Buckyballs are carbon molecules arranged in a spheroid with geometric patterns that are quite often likened to a soccer ball. They are called as such as a nod to Buckminster Fuller, the architect that so often is associated with geodesic domes.
Buckyballs, also known as fullerenes, were first predicted by Eiji Osawa, a professor of computational chemistry, at Toyahashi University of Technology in Japan in 1970, but they weren’t proven to exist until 1985 by the team of Harold Kroto, James Heath, Sean O’Brian, Robert Curly and Richard Smalley, which won three of them the Nobel prize in Chemistry in 1996.
Buckyballs come in all sizes, which means the number of carbon atoms that comprise the molecule can vary in number. Some of them are so large that other atoms can get trapped inside of them.
One of the important things to note about buckyballs is that though they can now be created in the lab, they also occur in nature; they were first discovered in candle ash after all. One of the simplest ways that buckyballs can be created is by putting a block of graphite between two electrodes and then sending a charge through the block. The plasma arc separates some of the graphic off into ash, which contains among other things, buckyballs.
Currently, buckyballs are the roundest and most symmetrical of known molecules, and it is their hollowness and strength that intrigues scientists, because there exists the possibility of putting things inside of them that will stay inside of them undisturbed, until a known procedure is performed to release their payload. Possibilities include applications in medicine such as a group of buckyballs filled with a cancer killing chemical delivered directly to the cancer cells, and only then releasing their payload. This would of course reduce the need for treatments with more detrimental side effects.
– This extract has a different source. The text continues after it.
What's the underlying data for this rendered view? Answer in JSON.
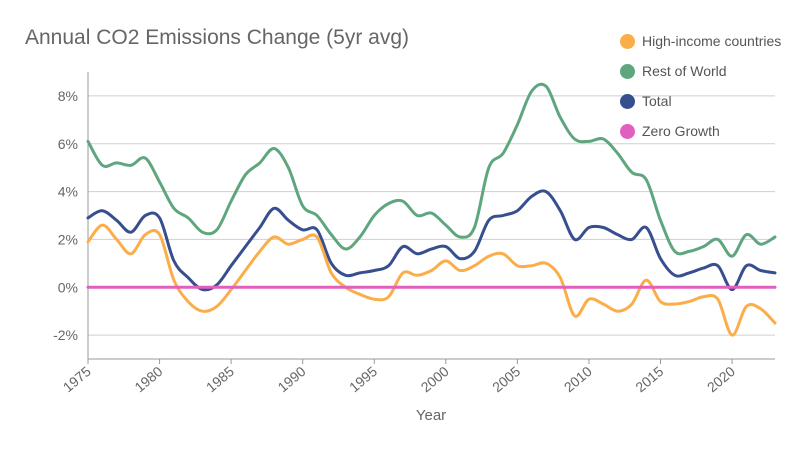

Buckyballs are also quite resistant to damage from high speed collisions, and have been shown to hold their shape even when slammed into stainless steel at 15,000 miles per hour. This brings forth the possibility of their being used in space applications where sensitive electronics need protection from space debris; and also in more Earth bound areas such as in automobile protection or weapons that could make our current bunker busters look primitive.
The bottom line on buckyballs at this time though is that research is still in its infancy, and thus no real applications are currently in existence. It’s the possibilities that many see for the future that causes so many scientists to get so excited about them.